- The typical black family in America has one-tenth the wealth of the typical white family—and that gap has been widening since 2004.
- Closing the racial wealth gap would add $1.5 trillion to the entire U.S. economy, according to a new report from McKinsey.
- "This is not something that affects only one community," the report's author said.
The typical white family in America has 10 times the wealth of a typical black family—a figure that has barely changed in two decades and has actually widened in the current economic expansion.
This persistent, and growing, disparity has become a pressing issue for Democrats, with four presidential hopefuls making their case in June at the Black Economic Alliance Forum and a House Judiciary subcommittee debatingjust this summer.
But it's also infiltrating corporate America. The consulting firm McKinsey this week issued an estimate of just how much the historic and current discrimination against African-Americans is hurting the broader economy. That estimate: Somewhere between $1 trillion and $1.5 trillion.
If black families were as wealthy as white ones, in other words, America's economy would benefit from the addition of "between 4 and 6 percent of the projected GDP in 2028," according to the report.
This gap shows itself in many ways. The most valuable possessions the bulk of Americans own is their homes. But black Americans, who were kept out of homeownership by local and federal policy through much of the 20th century, are much less likely to own their homes today. When they do own, black Americans disproportionately own houses in poorer neighborhoods with lower home values and get less favorable mortgage terms than white Americans.

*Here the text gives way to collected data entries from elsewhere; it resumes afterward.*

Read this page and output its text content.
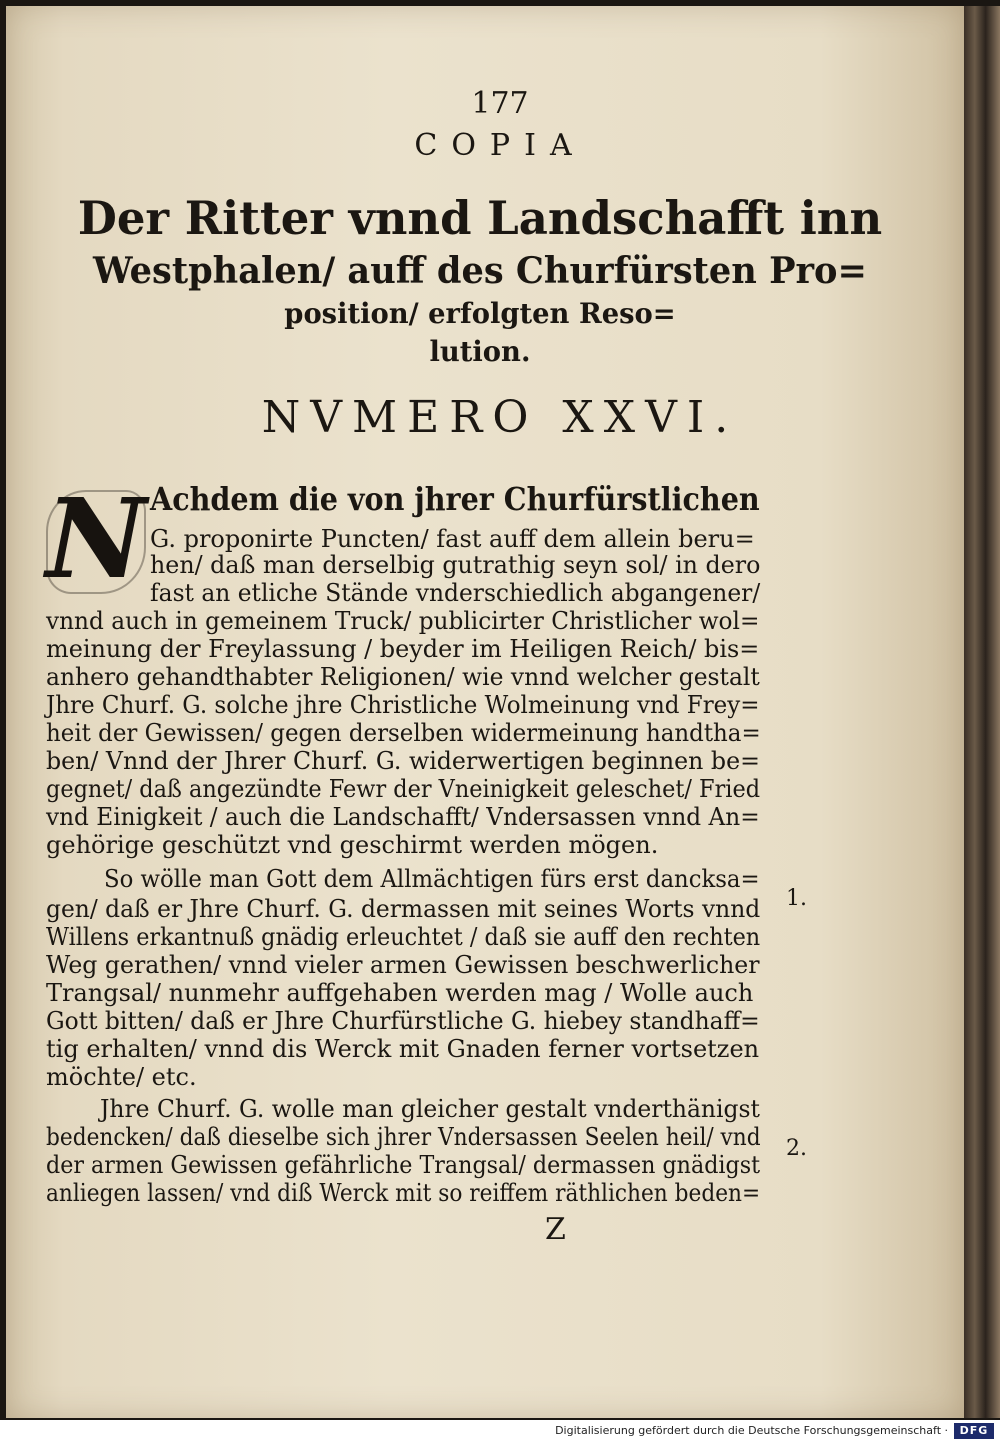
177
COPIA
Der Ritter vnnd Landschafft inn
Westphalen/ auff des Churfürsten Pro=
position/ erfolgten Reso=
lution.
NVMERO XXVI.
N Achdem die von jhrer Churfürstlichen
G. proponirte Puncten/ fast auff dem allein beru=
hen/ daß man derselbig gutrathig seyn sol/ in dero
fast an etliche Stände vnderschiedlich abgangener/
vnnd auch in gemeinem Truck/ publicirter Christlicher wol=
meinung der Freylassung / beyder im Heiligen Reich/ bis=
anhero gehandthabter Religionen/ wie vnnd welcher gestalt
Jhre Churf. G. solche jhre Christliche Wolmeinung vnd Frey=
heit der Gewissen/ gegen derselben widermeinung handtha=
ben/ Vnnd der Jhrer Churf. G. widerwertigen beginnen be=
gegnet/ daß angezündte Fewr der Vneinigkeit geleschet/ Fried
vnd Einigkeit / auch die Landschafft/ Vndersassen vnnd An=
gehörige geschützt vnd geschirmt werden mögen.
So wölle man Gott dem Allmächtigen fürs erst dancksa=
gen/ daß er Jhre Churf. G. dermassen mit seines Worts vnnd
Willens erkantnuß gnädig erleuchtet / daß sie auff den rechten
Weg gerathen/ vnnd vieler armen Gewissen beschwerlicher
Trangsal/ nunmehr auffgehaben werden mag / Wolle auch
Gott bitten/ daß er Jhre Churfürstliche G. hiebey standhaff=
tig erhalten/ vnnd dis Werck mit Gnaden ferner vortsetzen
möchte/ etc.
Jhre Churf. G. wolle man gleicher gestalt vnderthänigst
bedencken/ daß dieselbe sich jhrer Vndersassen Seelen heil/ vnd
der armen Gewissen gefährliche Trangsal/ dermassen gnädigst
anliegen lassen/ vnd diß Werck mit so reiffem räthlichen beden=
1.
2.
Z
Digitalisierung gefördert durch die Deutsche Forschungsgemeinschaft ·	DFG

"The racial wealth gap is a reflection of long-term policies and practices by both the public and private sectors that have systematically disadvantaged black, Latinx and Native communities in favor of white Americans," Nina Banks, a professor of economics at Bucknell University, said via email.
As the Atlantic reported this week, federally sanctioned farm policies throughout the 20th century dispossessed 1 million black farmers of their land. Black people today have more college debt, less access to banking services and lower pay than their white counterparts.
All this contributes to the state of affairs in which the typical white family is worth about $171,000, while the typical black family is worth $17,600. And because the wealth (or poverty) Americans are born into determine their earning power, wealth inequity carries across to incomes, with white Americans earning $1 million more over a working lifetime than their black counterparts.
This doesn't hurt just black Americans, McKinsey said, but creates an overall drag on the economy. The upside is that reducing that inequity is likely to be an overall positive on the economy, said Jason Wright, a partner at McKinsey and one of the authors of the report.
"That's not just the money in black pockets, that's the entire economy — dollars in the hands of African-Americans, being distributed to people of all types, all businesses, all over the country," he said.
The fact that an elite corporate consultancy is taking up an inequality issue long relegated to nonprofits and community activist groups has caused a bit of surprise.
"It's an interesting moment that a group that most of us would think of as pretty mainstream and not having any particular agenda on this issue is highlighting it," said Sam Brooke, deputy legal director for the Southern Poverty Law Center's economic justice division. "The fact that they're taking it up shows how nonthreatening and beneficial to everyone these proposals can be."
However, Brooke went on, closing the gap won't happen without targeted policies—something unlikely to happen in the current administration, he said.
"We continue to see policies that are put in place that continue to have a disparate effect on black Americans," he said, including efforts to restrict access to public housing for people who have criminal convictions, as well as to make it harder to bring cases of housing discrimination
"This is also an issue that government needs to get behind on. It's not something that we could look to the private sector and say, if only there were access to good [interest] rates, we would fix this."
Banks, the Bucknell professor, said it was "noteworthy that the issue of the racial wealth gap has been taken up by a mainstream consultancy," but added that the central concern should be on achieving racial equity—not economic benefits.